When Congress returns from recess there are going to be a lot of fights. Health care is the one dominating the public square right now, but the regulation overhaul of Wall Street will have just as much impact, if not more, on the lives of Americans. It might be harder to see on a day-to-day basis how the technical side of financial services regulation impacts our daily lives than the delivery of health services, but with our dynamic economy, so goes New York and Chicago… so goes the nation. We saw this first hand when the Wall Street crisis began hitting home with small businesses, individuals, and potential home-buyers left out in the cold for a few months as credit seized up.

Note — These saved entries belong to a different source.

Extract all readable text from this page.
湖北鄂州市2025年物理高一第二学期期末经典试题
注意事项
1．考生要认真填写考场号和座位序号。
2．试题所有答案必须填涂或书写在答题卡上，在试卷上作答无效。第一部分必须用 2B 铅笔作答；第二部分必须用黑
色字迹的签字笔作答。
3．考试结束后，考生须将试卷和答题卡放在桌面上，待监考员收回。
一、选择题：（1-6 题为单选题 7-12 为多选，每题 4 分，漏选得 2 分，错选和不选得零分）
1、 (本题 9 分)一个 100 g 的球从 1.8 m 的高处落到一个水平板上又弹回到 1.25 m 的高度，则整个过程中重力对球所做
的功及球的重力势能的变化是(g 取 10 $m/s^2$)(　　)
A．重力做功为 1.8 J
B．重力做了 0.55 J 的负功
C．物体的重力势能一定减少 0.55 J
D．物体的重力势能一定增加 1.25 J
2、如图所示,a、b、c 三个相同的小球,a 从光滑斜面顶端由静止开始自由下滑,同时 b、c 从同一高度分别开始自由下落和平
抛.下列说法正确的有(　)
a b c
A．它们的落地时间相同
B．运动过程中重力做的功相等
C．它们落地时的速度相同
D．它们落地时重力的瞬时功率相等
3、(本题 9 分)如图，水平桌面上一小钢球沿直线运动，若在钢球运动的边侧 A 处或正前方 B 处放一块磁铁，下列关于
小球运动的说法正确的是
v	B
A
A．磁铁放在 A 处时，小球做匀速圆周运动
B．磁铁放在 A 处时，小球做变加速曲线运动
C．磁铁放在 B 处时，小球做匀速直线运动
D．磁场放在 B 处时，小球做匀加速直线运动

So in this break period for Congress, there is a bit of breathing room to look back and try to get a grasp on what the crisis causes were in order to really understand how we should move forward. I wrote a commentary last month about the history of deregulation that is helpful for this exercise. But a good place to start is this paper by economist Arnold Kling from his Congressional testimony about eight months ago. It is a little old, but it is a good narrative of the crisis from a 2008 perspective.
Kling writes in his executive summary:
Reinvestment Act for what happened is wrong. To blame financial deregulation for what happened is wrong. The narrative I present following this executive summary describes a combination of government failure and market failure.
I blame excessive securitization, induced by regulatory anomalies, particularly with regard to capital requirements. These anomalies were responsible for the unwarranted expansion of Fannie Mae and Freddie Mac as well as for bank participation in the phenomenon of private securitization of subprime mortgages.
I don’t agree with everything he says, pretty much everyone disagrees with the narratives of others on some points. But core argument of this paper is solid.